We've published a good number of books recently in such emerging fields as porn studies and white trash studies, and we have not one but two scholarly books on our list about professional wrestling.
What kind of person is good at this job?
Good organizational skills are a must in a job like mine. I think one of the big reasons I got this job was that when I was asked if I was comfortable working with databases, I told the interviewer that my entire record collection was cataloged in FileMaker. There are a lot more numbers than words in the tasks I do on many days, but luckily computers and calculators take care of most of the math skills I need. Communication skills are always good (in any job, really); and I have to do a good bit of hand-holding, negotiating, and holding my ground as I perform various functions of my job.
How do I become you?
It's not always easy to get a job in publishing, and I think a person sometimes needs to be willing to take a job that might seem beneath them, as a foot in the door. It doesn't always happen, but we have had people who started in customer service, or in the warehouse, or as student interns, who have gotten their chance to get into acquisitons or marketing and made a career for themselves in publishing.

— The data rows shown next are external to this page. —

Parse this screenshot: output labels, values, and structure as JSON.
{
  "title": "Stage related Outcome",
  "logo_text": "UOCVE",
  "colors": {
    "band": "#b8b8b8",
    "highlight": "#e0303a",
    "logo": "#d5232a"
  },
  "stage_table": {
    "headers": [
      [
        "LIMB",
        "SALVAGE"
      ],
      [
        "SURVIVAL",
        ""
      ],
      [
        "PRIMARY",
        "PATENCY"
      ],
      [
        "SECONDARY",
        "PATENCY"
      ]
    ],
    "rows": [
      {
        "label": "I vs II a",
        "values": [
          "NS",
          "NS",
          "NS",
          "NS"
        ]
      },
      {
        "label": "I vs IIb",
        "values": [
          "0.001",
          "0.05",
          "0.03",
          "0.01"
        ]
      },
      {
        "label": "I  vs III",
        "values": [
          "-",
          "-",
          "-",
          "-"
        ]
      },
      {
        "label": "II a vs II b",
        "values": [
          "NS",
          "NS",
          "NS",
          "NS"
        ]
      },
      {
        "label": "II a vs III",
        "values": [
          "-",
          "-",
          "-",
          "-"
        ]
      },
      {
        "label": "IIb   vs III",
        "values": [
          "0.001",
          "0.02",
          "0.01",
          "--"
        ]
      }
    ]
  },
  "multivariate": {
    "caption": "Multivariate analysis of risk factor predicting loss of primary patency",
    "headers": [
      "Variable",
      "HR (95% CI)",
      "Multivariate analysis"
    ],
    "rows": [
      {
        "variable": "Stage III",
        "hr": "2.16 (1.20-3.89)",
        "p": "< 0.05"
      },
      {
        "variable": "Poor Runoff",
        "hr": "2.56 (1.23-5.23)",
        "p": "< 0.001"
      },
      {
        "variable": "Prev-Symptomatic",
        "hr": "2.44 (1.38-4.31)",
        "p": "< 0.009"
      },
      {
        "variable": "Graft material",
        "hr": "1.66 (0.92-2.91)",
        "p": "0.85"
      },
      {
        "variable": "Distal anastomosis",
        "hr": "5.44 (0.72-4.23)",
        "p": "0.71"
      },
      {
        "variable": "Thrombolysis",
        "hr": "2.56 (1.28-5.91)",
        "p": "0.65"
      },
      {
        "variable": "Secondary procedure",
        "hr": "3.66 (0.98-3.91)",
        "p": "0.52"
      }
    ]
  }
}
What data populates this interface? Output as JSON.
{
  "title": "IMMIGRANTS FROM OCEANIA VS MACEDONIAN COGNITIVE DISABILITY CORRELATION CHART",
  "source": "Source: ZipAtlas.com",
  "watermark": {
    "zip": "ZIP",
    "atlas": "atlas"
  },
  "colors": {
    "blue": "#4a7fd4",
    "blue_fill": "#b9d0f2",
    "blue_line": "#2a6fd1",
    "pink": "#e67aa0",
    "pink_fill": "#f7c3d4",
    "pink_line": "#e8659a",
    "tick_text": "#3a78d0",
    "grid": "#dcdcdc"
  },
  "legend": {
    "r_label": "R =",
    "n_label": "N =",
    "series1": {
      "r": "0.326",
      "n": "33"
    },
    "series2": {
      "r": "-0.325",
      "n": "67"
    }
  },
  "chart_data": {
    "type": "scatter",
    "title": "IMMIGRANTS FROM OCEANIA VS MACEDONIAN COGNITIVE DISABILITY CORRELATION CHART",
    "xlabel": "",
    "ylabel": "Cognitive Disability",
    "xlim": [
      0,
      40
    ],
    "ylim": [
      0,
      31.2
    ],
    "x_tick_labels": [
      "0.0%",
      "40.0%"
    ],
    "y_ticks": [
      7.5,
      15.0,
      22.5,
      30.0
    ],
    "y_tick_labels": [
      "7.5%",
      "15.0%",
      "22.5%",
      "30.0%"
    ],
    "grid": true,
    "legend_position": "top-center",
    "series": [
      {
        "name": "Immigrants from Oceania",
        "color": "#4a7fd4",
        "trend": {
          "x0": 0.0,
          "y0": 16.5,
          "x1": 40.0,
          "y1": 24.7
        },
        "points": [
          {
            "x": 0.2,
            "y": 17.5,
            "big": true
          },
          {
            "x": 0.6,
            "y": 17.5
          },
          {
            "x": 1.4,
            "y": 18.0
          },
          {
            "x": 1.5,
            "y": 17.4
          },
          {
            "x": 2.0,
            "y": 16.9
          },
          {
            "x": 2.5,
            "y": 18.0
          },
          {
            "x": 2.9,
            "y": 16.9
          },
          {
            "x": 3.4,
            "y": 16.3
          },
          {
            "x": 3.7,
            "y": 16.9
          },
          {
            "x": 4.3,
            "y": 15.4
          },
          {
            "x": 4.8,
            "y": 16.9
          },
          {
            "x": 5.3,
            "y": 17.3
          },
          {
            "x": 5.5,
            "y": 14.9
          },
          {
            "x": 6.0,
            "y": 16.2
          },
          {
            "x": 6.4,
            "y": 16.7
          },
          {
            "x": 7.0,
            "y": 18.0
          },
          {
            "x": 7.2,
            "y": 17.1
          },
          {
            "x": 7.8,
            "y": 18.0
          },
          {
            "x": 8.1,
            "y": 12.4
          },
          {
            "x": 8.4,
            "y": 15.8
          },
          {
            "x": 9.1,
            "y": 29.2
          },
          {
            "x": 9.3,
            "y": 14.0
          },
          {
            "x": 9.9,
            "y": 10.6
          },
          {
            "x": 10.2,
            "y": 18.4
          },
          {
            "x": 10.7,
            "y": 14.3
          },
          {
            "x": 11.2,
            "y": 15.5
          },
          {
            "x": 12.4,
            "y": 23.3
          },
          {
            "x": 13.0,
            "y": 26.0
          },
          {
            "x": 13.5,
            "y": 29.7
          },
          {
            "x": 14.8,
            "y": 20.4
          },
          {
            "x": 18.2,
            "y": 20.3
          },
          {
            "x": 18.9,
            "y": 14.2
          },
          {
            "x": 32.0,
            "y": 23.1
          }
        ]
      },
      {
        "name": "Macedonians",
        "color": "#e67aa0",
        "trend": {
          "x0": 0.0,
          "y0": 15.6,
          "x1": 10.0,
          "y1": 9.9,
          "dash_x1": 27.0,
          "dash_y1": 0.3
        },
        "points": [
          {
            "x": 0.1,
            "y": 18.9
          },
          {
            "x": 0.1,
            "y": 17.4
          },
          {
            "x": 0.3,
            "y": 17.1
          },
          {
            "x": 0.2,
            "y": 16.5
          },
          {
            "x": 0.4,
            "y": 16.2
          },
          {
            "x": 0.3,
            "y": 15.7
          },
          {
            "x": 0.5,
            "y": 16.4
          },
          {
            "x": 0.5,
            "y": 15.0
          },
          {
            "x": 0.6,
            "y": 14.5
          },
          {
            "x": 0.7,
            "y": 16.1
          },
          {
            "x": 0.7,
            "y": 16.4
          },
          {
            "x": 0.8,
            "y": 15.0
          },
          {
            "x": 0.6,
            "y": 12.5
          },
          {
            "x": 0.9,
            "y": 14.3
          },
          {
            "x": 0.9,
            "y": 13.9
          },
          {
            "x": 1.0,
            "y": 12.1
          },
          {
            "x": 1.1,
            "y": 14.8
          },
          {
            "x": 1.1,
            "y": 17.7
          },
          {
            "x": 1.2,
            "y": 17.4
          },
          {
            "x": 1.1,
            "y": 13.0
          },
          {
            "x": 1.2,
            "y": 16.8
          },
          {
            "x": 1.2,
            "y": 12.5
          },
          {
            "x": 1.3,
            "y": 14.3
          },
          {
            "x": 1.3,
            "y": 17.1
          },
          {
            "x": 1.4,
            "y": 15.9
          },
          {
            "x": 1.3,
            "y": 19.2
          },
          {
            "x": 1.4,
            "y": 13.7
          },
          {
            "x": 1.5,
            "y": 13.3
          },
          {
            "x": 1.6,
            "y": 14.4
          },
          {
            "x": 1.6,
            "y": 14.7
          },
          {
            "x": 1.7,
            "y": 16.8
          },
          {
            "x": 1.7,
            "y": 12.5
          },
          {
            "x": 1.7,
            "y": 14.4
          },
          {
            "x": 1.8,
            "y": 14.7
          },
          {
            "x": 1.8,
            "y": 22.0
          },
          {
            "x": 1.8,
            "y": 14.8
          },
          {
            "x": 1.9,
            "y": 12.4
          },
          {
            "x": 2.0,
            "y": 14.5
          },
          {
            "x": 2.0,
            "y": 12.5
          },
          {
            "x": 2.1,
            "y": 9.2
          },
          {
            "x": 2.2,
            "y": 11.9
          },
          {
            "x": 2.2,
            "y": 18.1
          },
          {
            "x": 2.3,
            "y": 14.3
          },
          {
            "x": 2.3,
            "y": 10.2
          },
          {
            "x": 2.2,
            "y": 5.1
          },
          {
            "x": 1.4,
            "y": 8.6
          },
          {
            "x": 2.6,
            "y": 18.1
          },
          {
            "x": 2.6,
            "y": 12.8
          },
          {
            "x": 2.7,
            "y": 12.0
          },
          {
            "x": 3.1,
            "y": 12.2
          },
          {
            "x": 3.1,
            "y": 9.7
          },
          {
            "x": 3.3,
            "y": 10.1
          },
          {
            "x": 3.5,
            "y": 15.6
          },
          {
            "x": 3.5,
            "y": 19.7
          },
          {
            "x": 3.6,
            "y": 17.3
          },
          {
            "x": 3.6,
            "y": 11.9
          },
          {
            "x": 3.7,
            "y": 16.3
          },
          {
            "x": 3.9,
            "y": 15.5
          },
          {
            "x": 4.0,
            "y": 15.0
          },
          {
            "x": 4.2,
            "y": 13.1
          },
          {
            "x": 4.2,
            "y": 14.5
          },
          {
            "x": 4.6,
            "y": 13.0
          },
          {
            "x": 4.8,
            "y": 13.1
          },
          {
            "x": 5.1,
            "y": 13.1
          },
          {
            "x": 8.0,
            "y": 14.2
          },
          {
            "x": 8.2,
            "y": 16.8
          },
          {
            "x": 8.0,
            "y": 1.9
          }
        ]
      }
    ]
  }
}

The key, I think, is to never treat *any* job as a job that's beneath you, but to put your all into it, show that you're willing to do what it takes to get the job done, and look for opportunities to show the skills you have that aren't in your job duties!
Writing and working...
Certainly I get an opportunity in this job to read a lot of writing, and to examine and learn from the work of our copyeditors and proofreaders. We do have some people on staff for whom writing is a big component of their jobs--copywriter, development coordinator, to name a couple--but most of us are dealing with the writing of others. Still, it's a pleasure to be around words and big ideas, and to promote our grand mission to disseminate scholarly thought and advance the frontiers of knowledge.